Espada “Love storm”, recensione

espada.jpg

Un balzo all’indietro!

Montate in sella all’unicorno degli Espada e tornerete verso un passato musicale ricco di sfumature e rimandi, in grado di recuperare i ricordi e modificare le sensazioni.

Così accade sin dall’ottima overture: Hard Times , posta tra Doors, Billy Idol e classic rock. Ma non illudetevi, perché il mondo di Giacomo Gigli non si accontenta certo. Pronto a dare verbo a stilemi d’oltreoceano (Dweyn), il quintetto viaggia agli inizi degli anni ‘60, tra minimalismo e aperture desertiche, dove il drum set di Leonardo Pucci offre il giusto pattern per una sofferta narratività. Emozioni che giungono a mostrare venature dobro con The number, in cui maturano idee perfettibili, ma immediatamente riassestate grazie ai filtri vocali di The tour, sussurrata traccia pseudo country, in cui la band gioca con i silenzi e la pacatezza espressiva.

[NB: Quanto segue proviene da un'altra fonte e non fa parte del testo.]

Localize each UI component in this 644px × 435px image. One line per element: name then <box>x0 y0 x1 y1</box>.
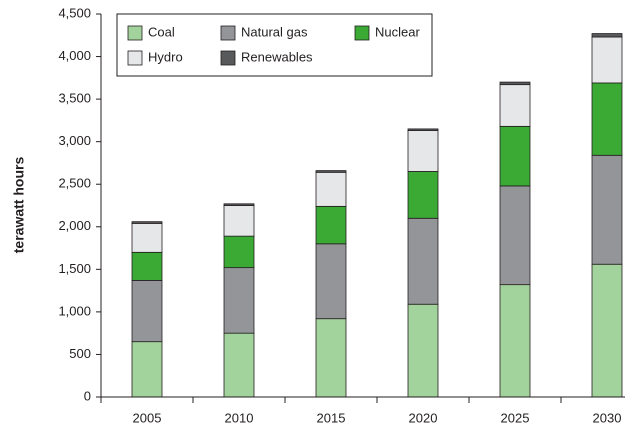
bar-segment <box>223 203 255 206</box>
y-tick-label: 0 <box>84 388 91 403</box>
bar-segment <box>315 171 347 207</box>
bar-segment <box>591 82 623 156</box>
bar-segment <box>407 171 439 219</box>
legend-label: Hydro <box>148 49 183 64</box>
y-tick-label: 2,000 <box>58 218 91 233</box>
y-tick-label: 4,000 <box>58 48 91 63</box>
y-tick-label: 3,000 <box>58 133 91 148</box>
bar-segment <box>407 130 439 172</box>
legend-box <box>116 13 433 77</box>
legend-swatch <box>127 50 143 66</box>
y-tick-label: 2,500 <box>58 176 91 191</box>
legend-label: Coal <box>148 24 175 39</box>
y-tick-label: 500 <box>69 346 91 361</box>
x-tick-label: 2015 <box>317 410 346 425</box>
bar-segment <box>315 318 347 398</box>
bar-segment <box>407 217 439 305</box>
bar-segment <box>499 185 531 286</box>
bar-segment <box>315 170 347 173</box>
legend-swatch <box>220 50 236 66</box>
x-tick-label: 2010 <box>225 410 254 425</box>
legend-label: Natural gas <box>241 24 308 39</box>
y-tick-label: 1,000 <box>58 303 91 318</box>
x-tick-label: 2005 <box>133 410 162 425</box>
y-tick-label: 4,500 <box>58 5 91 20</box>
bar-segment <box>591 154 623 265</box>
x-tick-label: 2025 <box>501 410 530 425</box>
legend-swatch <box>220 25 236 41</box>
bar-segment <box>223 205 255 237</box>
y-tick-label: 3,500 <box>58 91 91 106</box>
bar-segment <box>131 251 163 281</box>
legend-swatch <box>127 25 143 41</box>
legend-swatch <box>354 25 370 41</box>
bar-segment <box>499 125 531 187</box>
bar-segment <box>407 303 439 398</box>
bar-segment <box>315 205 347 245</box>
bar-segment <box>223 235 255 269</box>
bar-segment <box>315 243 347 320</box>
bar-segment <box>499 81 531 86</box>
bar-segment <box>223 332 255 398</box>
bar-segment <box>131 341 163 398</box>
bar-segment <box>591 263 623 398</box>
bar-segment <box>499 284 531 398</box>
x-tick-label: 2030 <box>593 410 622 425</box>
y-tick-label: 1,500 <box>58 261 91 276</box>
bar-segment <box>407 128 439 132</box>
bar-segment <box>131 279 163 343</box>
bar-segment <box>591 36 623 84</box>
x-tick-label: 2020 <box>409 410 438 425</box>
bar-segment <box>131 222 163 253</box>
bar-segment <box>499 84 531 127</box>
legend-label: Renewables <box>241 49 313 64</box>
y-axis-label: terawatt hours <box>11 157 27 254</box>
legend-label: Nuclear <box>375 24 420 39</box>
bar-segment <box>591 33 623 38</box>
bar-segment <box>131 221 163 224</box>
bar-segment <box>223 267 255 334</box>
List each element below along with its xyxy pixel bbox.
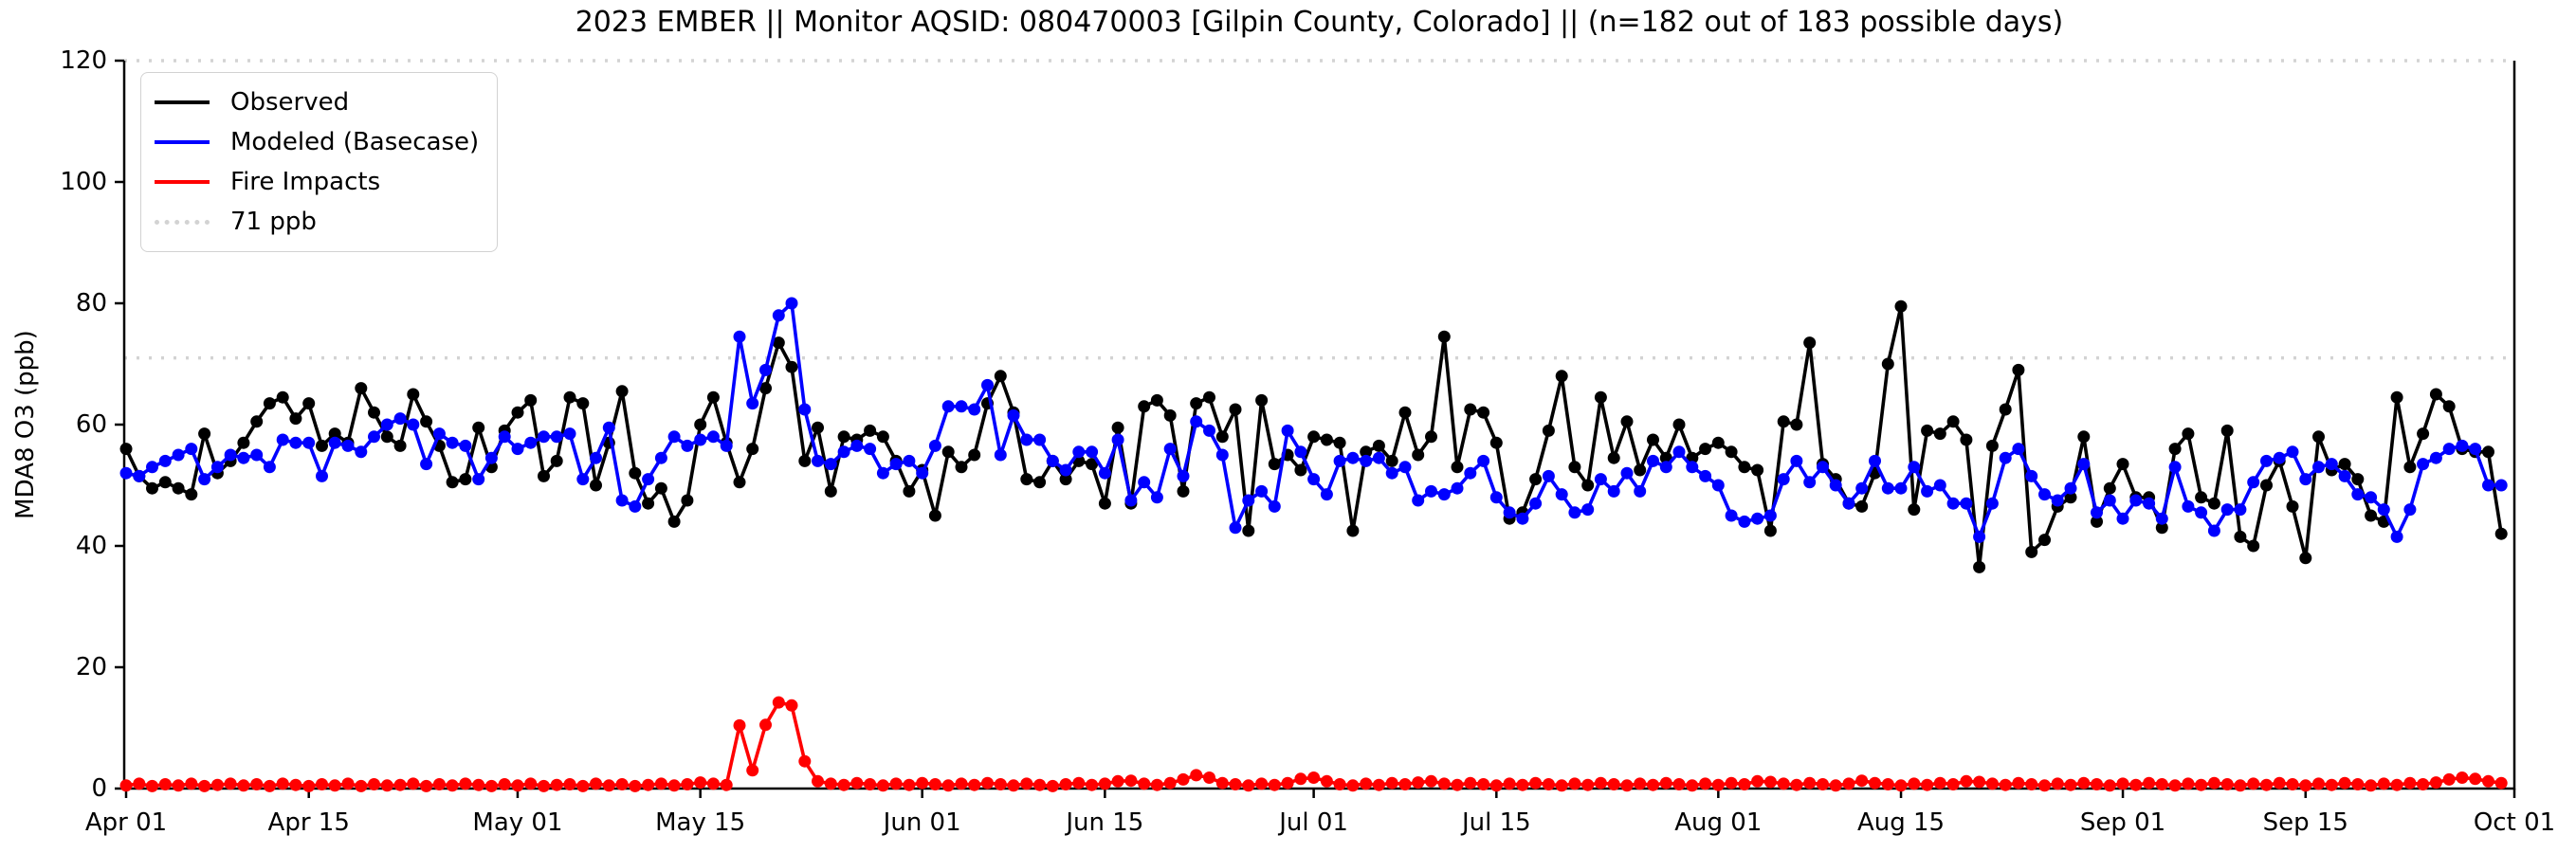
legend-label-observed: Observed xyxy=(230,88,350,117)
legend-label-modeled: Modeled (Basecase) xyxy=(230,128,480,156)
x-tick-label: Aug 01 xyxy=(1674,808,1762,837)
y-tick-label: 60 xyxy=(76,410,107,439)
x-tick-label: May 15 xyxy=(655,808,745,837)
y-tick-label: 20 xyxy=(76,653,107,681)
y-tick-label: 80 xyxy=(76,289,107,318)
y-tick-label: 40 xyxy=(76,532,107,560)
legend-swatch-observed xyxy=(155,100,210,104)
x-tick-label: May 01 xyxy=(472,808,562,837)
x-tick-label: Sep 15 xyxy=(2263,808,2348,837)
x-tick-label: Jul 15 xyxy=(1460,808,1531,837)
x-tick-label: Oct 01 xyxy=(2474,808,2555,837)
x-tick-label: Aug 15 xyxy=(1857,808,1945,837)
legend-swatch-modeled xyxy=(155,140,210,144)
x-tick-label: Apr 01 xyxy=(85,808,167,837)
x-axis: Apr 01 Apr 15 May 01 May 15 Jun 01 Jun 15 Jul … xyxy=(85,789,2555,837)
x-tick-label: Jul 01 xyxy=(1277,808,1348,837)
x-tick-label: Jun 01 xyxy=(882,808,961,837)
legend: Observed Modeled (Basecase) Fire Impacts… xyxy=(140,72,498,252)
legend-item-observed: Observed xyxy=(155,82,482,122)
legend-item-fire-impacts: Fire Impacts xyxy=(155,162,482,202)
fire-series xyxy=(119,696,2508,792)
y-tick-label: 100 xyxy=(60,168,107,196)
legend-swatch-fire-impacts xyxy=(155,180,210,184)
y-tick-label: 0 xyxy=(91,774,107,803)
chart-title: 2023 EMBER || Monitor AQSID: 080470003 [… xyxy=(575,6,2064,39)
legend-item-modeled: Modeled (Basecase) xyxy=(155,122,482,162)
legend-swatch-threshold xyxy=(155,219,210,225)
x-tick-label: Apr 15 xyxy=(268,808,350,837)
legend-label-threshold: 71 ppb xyxy=(230,208,317,236)
x-tick-label: Sep 01 xyxy=(2080,808,2165,837)
x-tick-label: Jun 15 xyxy=(1064,808,1143,837)
y-axis: 0 20 40 60 80 100 120 xyxy=(60,46,124,803)
legend-label-fire-impacts: Fire Impacts xyxy=(230,168,381,196)
observed-series xyxy=(119,299,2508,573)
y-tick-label: 120 xyxy=(60,46,107,75)
legend-item-threshold: 71 ppb xyxy=(155,202,482,242)
modeled-series xyxy=(119,297,2508,543)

L’album, vestito dall’arte di Francesca De mai, trova il proprio climax espressivo con il sangue indie di Young and devious, delicata musicalità da ascoltare immobili in un mondo in eterno movimento. La composizione di certo annoverabile tra le migliori intuizioni espressive di questo Love Storm, restituisce accorte sensazioni Sparklehorse anche grazie ad un celato alt- country pronto ad aprire il proprio sound ad accordi liberi che, nella sua seconda parte, mutano direzione, definendo un’anelata spensieratezza, senza però mai esplicitarla.

A chiudere l’ottimo disco (promosso da Fleisch Agency) sono le sonorità di The well,in cui il synth di Dan Kinzelman funge da collante per un tracciato che si pone con abilità tra easy listening (Heart of ice) e metodiche alternative.

Nessun dubbio, pertanto, nel regalare a questo disco un voto solido e concreto.